Eine kampfbereite Drohne vor dem Einsatz.Foto: dpa

Anwohner des US-Miltärflughafens Ramstein in Rheinland-Pfalz haben kein Recht, von der Bundesrepublik Deutschland die Kontrolle oder den Stopp von Drohneneinsätzen zu fordern, die von dort aus gesteuert werden. Das Bundesverwaltungsgericht hat am Dienstag die Klage eines Mannes abgewiesen, der rund zwölf Kilometer von der Anlage entfernt in Kaiserslautern wohnt. Die Air Base der US-Luftwaffe spielt bei gezielten Tötungen mutmaßlicher Terroristen in Afrika und dem Nahen Osten eine zentrale Rolle. Der Kläger hält die Einsätze für völkerrechtswidrig und verlangt, sie zu überwachen oder aber zu untersagen.
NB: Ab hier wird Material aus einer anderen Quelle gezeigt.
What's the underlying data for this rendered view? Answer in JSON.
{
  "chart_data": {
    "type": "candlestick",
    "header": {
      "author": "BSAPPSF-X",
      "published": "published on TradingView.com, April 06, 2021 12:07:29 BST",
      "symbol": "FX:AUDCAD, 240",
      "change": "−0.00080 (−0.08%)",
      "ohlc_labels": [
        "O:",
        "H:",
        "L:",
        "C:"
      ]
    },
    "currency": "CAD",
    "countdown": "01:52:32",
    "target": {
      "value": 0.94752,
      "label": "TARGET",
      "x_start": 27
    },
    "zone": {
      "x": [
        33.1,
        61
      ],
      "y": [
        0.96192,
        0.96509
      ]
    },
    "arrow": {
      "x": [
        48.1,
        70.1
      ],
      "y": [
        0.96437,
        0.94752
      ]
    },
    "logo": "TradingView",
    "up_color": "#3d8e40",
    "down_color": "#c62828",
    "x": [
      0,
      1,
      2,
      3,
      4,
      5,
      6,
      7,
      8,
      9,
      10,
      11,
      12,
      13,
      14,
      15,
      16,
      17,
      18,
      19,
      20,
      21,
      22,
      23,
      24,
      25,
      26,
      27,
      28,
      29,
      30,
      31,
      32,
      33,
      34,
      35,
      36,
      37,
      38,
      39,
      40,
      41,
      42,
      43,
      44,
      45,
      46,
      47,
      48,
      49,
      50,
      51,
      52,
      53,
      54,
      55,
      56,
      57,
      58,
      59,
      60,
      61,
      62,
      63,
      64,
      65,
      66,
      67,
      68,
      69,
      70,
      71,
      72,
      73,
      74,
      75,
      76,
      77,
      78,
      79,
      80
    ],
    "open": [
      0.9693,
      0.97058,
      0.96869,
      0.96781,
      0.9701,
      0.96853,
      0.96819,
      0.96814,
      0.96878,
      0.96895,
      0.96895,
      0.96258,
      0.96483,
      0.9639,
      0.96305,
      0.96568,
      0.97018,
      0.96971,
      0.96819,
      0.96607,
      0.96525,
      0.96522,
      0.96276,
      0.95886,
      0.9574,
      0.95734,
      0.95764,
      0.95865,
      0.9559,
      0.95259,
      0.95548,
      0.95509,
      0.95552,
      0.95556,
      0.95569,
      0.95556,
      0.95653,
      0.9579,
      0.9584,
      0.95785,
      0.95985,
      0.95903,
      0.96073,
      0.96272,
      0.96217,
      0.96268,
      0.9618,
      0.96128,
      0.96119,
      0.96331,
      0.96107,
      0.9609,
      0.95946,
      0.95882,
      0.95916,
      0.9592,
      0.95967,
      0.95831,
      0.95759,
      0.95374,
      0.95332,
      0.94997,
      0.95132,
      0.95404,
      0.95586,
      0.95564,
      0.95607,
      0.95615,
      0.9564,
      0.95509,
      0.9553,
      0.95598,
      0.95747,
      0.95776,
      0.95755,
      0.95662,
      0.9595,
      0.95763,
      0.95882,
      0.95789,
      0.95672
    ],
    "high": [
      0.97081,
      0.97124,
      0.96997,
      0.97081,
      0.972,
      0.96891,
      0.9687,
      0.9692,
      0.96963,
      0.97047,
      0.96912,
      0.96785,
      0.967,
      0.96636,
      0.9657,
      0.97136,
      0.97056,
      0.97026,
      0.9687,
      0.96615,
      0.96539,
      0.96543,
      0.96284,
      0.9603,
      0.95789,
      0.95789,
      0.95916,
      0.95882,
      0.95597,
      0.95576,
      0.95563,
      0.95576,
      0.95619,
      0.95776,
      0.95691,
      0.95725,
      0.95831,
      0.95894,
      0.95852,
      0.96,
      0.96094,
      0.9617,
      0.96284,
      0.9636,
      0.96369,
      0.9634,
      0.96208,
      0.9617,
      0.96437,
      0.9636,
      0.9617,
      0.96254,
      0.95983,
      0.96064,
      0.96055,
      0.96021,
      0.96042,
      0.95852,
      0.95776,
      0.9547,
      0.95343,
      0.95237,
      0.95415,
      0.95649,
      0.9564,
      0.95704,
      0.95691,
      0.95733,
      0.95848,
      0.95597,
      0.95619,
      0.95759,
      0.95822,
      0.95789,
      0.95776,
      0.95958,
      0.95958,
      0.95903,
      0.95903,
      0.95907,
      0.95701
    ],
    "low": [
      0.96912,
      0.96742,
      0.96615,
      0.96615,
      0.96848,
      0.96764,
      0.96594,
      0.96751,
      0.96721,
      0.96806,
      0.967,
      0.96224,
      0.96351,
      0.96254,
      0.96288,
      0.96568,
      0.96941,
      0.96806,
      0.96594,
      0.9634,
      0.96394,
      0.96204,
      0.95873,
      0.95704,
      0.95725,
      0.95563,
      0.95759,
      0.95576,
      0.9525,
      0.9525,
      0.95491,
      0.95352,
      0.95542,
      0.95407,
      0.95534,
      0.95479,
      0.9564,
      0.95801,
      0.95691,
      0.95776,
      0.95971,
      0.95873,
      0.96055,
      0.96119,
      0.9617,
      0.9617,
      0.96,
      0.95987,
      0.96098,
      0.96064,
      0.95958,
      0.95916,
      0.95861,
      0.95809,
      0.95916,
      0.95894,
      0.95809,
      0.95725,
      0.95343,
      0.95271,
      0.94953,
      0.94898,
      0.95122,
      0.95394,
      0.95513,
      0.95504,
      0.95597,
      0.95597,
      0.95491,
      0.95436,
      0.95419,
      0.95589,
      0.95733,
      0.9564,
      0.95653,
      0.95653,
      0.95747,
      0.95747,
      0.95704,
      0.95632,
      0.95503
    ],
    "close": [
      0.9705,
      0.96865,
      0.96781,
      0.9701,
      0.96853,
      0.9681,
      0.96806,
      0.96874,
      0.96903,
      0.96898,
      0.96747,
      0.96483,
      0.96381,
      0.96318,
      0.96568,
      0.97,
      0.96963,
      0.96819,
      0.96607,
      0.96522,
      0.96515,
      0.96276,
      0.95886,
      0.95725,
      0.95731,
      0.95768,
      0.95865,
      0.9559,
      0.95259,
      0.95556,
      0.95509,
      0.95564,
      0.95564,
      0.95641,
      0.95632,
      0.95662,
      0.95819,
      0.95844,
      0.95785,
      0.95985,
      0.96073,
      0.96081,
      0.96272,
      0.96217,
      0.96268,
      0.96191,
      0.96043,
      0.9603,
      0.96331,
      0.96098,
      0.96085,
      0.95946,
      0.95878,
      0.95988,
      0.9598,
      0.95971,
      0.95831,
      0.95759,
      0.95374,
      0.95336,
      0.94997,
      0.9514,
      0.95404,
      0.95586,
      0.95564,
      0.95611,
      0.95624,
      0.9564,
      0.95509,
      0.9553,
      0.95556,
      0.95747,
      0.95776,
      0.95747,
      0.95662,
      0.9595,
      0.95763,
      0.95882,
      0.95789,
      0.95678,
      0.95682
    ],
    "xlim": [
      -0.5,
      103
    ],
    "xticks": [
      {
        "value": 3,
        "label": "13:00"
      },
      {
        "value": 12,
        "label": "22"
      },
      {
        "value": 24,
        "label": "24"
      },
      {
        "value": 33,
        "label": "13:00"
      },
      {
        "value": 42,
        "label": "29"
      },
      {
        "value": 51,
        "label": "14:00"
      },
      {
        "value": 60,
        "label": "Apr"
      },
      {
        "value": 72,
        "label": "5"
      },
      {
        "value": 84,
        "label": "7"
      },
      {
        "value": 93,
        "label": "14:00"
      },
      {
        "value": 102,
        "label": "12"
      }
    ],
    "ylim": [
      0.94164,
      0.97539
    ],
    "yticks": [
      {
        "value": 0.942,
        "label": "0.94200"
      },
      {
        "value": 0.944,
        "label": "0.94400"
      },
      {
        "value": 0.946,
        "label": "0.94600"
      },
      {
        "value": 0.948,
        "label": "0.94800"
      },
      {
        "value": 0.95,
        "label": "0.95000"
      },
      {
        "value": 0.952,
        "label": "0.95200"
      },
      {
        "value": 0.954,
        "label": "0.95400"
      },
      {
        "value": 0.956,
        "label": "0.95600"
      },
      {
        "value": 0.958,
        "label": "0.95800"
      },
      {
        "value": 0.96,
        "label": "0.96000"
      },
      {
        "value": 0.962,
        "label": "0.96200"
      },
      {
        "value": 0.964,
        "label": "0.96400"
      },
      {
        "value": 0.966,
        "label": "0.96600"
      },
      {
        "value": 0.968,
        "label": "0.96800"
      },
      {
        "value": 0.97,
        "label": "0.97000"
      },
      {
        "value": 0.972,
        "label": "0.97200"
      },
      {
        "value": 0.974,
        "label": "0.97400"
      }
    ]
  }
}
Nach Ansicht der Bundesrichter steht dem Mann jedoch keine Klagebefugnis zu, er sei nicht in seinen eigenen Rechten verletzt. „Eine Popularklage zur Überwachung von Handlungen, die der Kläger für völkerrechtswidrig hält, sieht die deutsche Rechtsordnung nicht vor“, heißt es. Er könne sich  auch nicht auf den grundrechtlichen Schutz des Lebens und seines Eigentums berufen, weil er selbst keine Rechtsverletzungen durch die Drohnen befürchte, sondern lediglich durch möglichen Gegenschläge aus dem Ausland. Die bloße Möglichkeit einer individualisierbaren, aus der Nähe zur Air Base folgenden mittelbaren Gefährdung, die von Entscheidungen Dritter abhängig sei, reiche zur Begründung der Klagebefugnis jedoch nicht aus. Zudem habe die Bundesregierung nach der Rechtsprechung des Bundesverfassungsgerichts auf dem Gebiet der Außen- und Verteidigungspolitik einen weiten Entscheidungsspielraum, wie sie ihrer Pflicht zum Schutz des Lebens nachkommen wolle. Ein bestimmtes Verhalten könne der Kläger nicht verlangen.

Nach einem Zusatzabkommen zum Nato-Truppenstatut von 1959 hat die US-Luftwaffe eine Dauergenehmigung für ihre Militärluftfahrzeuge, in das Bundesgebiet einzureisen und sich darauf zu bewegen. Der Kläger argumentiert, dabei würden auch in Einzelteilen zerlegte Drohnen über Ramstein transportiert.  In rund 95 Prozent der gezielten Tötungen seien Zivilpersonen Opfer der Drohnenschläge. Die Bundesrepublik Deutschland sei mittelbar an diesen Tötungen beteiligt. Zudem seien in Ramstein Raketen  stationiert, die US-Armee inspiziere, lagere und liefere von dort auch jeden Monat mehr als 900 Tonnen sogenannter abgereicherter Uranmunition. Bei einem terroristischen Angriff explodierende Munition könne die Umgebung kontaminieren.